Fast forward to September’s doctor appointment. Up until then I’d managed to laugh off my weight gain. However, seeing 190 pounds on the scale made me literally sick to my stomach. And hearing my doctor’s concern over my cholesterol levels and lack of exercise finally made me realize I couldn’t hide any longer. There was no longer any other disease, disorder or abnormality to fight against; the biggest problem, finally, was actually with my own body, not just my brain.
So now I am a recovering hide and seek player who really needs to get stuff together in a hurry. And I need to do so without becoming compulsively obsessed or mentally unbalanced. So you can see why numbers are not the focus of my objective – I have been on both ends of the spectrum, from far too skinny to far too heavy, and I have realized that for me, and for the way I operate, worrying about the scale isn’t going to be a motivator.

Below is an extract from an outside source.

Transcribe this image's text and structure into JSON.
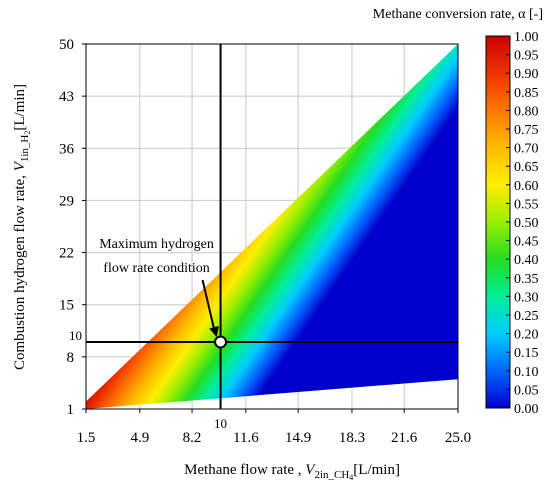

I find myself weighing in three separate times a day and if I’ve gained a half a pound, I panic; if I’ve lost half a pound, I also lose my appetite, as I don’t want to eat too much and send the scale rising again.
The other side of this coin is that the EDNOS is something I am trying to ignore, but it’s slow going. I can’t help thinking along the anorexic lines – “If I don’t eat anything I won’t get fat” – which ultimatley leads to the bulemic thought process – “I have to eat now, I am so starving, and everything looks so great, so I’ll overeat and worry about it later”. It is very hard to develop a balanced view of eating when you aren’t sure what the view should be! We are constantly told to eat less to lose weight, but in my case, I need to actually eat more (or, more correctly, make healthier choices and eat more often) to lose weight, and that is something I can’t wrap my head around.
So, for the past twenty days, I have been concentrating instead on making working out a daily habit. I do around 40 minutes of cardio every day. Then I do strength training for about 20 minutes, and if I have any strength left after that, I like to do a few yoga moves. It’s a lot of time to commit, but I keep thinking that this is supposed to be for life, and at the rate I am going, I won’t have much of a life to speak of. So it’s worth devoting the time to my future, now!
It’s only been twenty days but I feel so much stronger and healthier. I am learning to love being sweaty and out of breath; it is so nice to get sweaty and breathless on purpose rather than out of a panic attack. It’s an empowering feeling of control that is better than anything I’ve dealt with lately.
I still have a lot of work to do, a lot of steps to make, but to make this one feels wonderful!